Crabtree also “urge[d]” the Court of Appeals to }consider that his merely viewing child pornography images before deleting them should not be deemed to constitute actual possession.”  State v. Crabtree, supra.  The court concluded, however, that after
reviewing the facts . . . we are not persuaded that this is a valid argument in light of the 9th Circuit's definition of possession in Romm, supra: that the act of seeking out child pornography and exercising control over it constitutes criminal possession -- regardless of whether it is downloaded.

Crabtree admitted to seeking out the material and to having it on his computer. Some of the videos remained, and numerous videos and images left their traces in the thumbcache. His attempt to clean up the computer by deleting the files does not purge him of the crime committed.

Rather, it clearly illustrates an attempt at a cover-up after the fact. Furthermore, as Romm holds, Crabtree had the images in his control: he could have saved, printed, or shared them before he deleted them.

While Crabtree alludes to the possibility that the files mysteriously appeared on his computer by some accident, he did not present any evidence at trial to support this theory. On the contrary, in order for the videos in the Limewire folders to have been downloaded, Crabtree had to click twice -- once on each file name, and then again to confirm the download. The filenames were explicit.

They are too vulgar to be repeated in an opinion of this Court, but it is beyond dispute that the filenames clearly stated sexual content and included the ages of the children depicted in them.

State v. Crabtree, supra. 
For this and other reasons, the Court of Appeals affirmed Crabtree’s conviction and sentence.  State v. Crabtree, supra. 
The court also included a rather cryptic passage in its opinion, one I, at least, wish it had expanded to provide more details on the issue it was concerned about:

We note that this case demonstrates a need for technical training among legal professionals. There were several instances during the trial when it appeared that counsel for each party attempted to elicit testimony from the experts but failed because of confusion of technical terms.

 In this particular case, the evidence of guilt was overwhelming, but we anticipate that this communication gap could be damaging in cases with weaker evidence.

State v. Crabtree, supra. 

2 comments:

Anonymous said...

What the court meant by that passage you referred to is that both of the attorneys were n00bs and clueless ones at that. (In part, a n00b is "An insult describing a person who is not only lacking in knowledge of something, but also blatantly refuses to learn about it and even berates those who would benefit him with experience."

This is the EXACT reason why old people have no business writing laws about anything having to do with computers or crimes involving computers or the interwebs. Or even being DAs or defense counsel in said matters.

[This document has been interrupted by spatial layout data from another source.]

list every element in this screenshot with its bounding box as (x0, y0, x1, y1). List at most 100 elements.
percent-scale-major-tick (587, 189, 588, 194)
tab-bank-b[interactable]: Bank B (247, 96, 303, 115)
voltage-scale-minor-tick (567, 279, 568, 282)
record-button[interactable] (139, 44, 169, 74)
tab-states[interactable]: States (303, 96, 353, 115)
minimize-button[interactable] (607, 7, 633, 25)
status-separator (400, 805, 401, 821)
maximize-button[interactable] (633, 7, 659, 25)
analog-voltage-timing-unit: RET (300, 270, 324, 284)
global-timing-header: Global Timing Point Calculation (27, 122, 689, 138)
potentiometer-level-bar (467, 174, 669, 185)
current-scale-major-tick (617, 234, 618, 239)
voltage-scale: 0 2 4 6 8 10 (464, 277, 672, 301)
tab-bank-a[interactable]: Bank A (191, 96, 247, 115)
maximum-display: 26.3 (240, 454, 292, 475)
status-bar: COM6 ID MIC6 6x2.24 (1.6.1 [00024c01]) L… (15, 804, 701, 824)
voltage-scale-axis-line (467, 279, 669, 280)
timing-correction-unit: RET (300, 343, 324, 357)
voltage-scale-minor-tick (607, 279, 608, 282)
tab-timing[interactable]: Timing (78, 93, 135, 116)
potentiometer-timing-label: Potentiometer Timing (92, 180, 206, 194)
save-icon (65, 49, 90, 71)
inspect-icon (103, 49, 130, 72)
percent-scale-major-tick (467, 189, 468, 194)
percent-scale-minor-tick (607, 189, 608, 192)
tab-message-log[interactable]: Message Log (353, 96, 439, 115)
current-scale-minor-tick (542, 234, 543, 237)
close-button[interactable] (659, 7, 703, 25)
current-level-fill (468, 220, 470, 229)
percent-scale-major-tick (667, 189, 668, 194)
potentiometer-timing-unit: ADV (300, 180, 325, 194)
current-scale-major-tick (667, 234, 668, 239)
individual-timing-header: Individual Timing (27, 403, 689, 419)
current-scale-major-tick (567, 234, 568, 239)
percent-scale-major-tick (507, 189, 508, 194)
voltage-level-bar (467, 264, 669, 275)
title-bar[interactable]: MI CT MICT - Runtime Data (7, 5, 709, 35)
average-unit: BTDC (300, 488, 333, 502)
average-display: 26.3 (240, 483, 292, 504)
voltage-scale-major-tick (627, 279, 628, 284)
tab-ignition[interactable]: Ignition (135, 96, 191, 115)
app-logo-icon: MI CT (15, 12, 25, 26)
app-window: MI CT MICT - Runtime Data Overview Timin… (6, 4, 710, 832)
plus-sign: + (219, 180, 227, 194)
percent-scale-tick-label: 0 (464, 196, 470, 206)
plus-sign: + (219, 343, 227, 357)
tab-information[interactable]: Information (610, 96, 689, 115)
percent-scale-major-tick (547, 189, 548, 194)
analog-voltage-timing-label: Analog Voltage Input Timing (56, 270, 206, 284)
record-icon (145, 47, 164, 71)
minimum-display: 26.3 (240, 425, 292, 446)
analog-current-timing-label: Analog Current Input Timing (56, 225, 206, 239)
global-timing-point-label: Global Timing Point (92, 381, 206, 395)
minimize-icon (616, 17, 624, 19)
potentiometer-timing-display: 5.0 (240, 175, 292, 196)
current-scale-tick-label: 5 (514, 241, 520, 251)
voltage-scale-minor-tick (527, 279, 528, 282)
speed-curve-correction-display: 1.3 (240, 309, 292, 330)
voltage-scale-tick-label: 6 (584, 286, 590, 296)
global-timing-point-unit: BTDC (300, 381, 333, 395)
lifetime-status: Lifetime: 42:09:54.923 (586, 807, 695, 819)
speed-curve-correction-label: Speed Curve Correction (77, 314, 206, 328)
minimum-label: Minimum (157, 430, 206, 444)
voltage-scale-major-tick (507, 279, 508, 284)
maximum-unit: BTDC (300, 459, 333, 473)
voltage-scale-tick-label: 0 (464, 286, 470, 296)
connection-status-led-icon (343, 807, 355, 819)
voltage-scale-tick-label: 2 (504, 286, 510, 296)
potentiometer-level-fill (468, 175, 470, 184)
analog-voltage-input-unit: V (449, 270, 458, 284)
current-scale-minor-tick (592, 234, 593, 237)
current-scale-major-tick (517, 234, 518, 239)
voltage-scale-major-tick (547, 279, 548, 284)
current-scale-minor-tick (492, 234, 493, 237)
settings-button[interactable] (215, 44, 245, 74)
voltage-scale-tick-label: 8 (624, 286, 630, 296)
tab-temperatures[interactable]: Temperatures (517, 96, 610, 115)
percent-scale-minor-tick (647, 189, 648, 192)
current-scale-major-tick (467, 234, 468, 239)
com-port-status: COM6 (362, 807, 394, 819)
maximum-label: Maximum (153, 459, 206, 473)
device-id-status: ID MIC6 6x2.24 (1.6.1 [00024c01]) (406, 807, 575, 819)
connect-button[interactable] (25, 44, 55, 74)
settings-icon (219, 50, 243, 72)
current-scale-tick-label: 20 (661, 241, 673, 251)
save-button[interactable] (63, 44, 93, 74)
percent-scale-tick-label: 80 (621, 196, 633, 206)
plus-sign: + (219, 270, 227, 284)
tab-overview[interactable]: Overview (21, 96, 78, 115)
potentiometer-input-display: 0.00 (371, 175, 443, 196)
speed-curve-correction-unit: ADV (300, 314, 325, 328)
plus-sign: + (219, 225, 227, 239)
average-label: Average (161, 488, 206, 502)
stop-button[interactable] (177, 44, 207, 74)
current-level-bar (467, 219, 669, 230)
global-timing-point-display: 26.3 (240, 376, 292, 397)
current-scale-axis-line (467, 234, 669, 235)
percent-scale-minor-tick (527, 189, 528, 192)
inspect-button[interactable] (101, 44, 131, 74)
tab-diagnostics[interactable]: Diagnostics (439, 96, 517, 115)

This guy is sooo stupid I hope they NEVER let him out of jail. This line here captures just how stupid this guy is: "I feel sick because I did look at things that I should not have looked at."

Having laws that tell you what you are allowed to look at and not allowed to look at is the stupidest thing ever in the history of the world. Why can I look a murder videos and videos of women being raped (not play acting rape, but the REAL deal - and u can tell the difference!), but why can I watch stuff like that and it is all legal?

Anonymous said...

His confession crucified him. This man is a fine example of why one should never speak to the police. I doubt the images alone would have been used to convict him as the governments forensic expert could not testify for certitude where the CP on the laptop was viewed.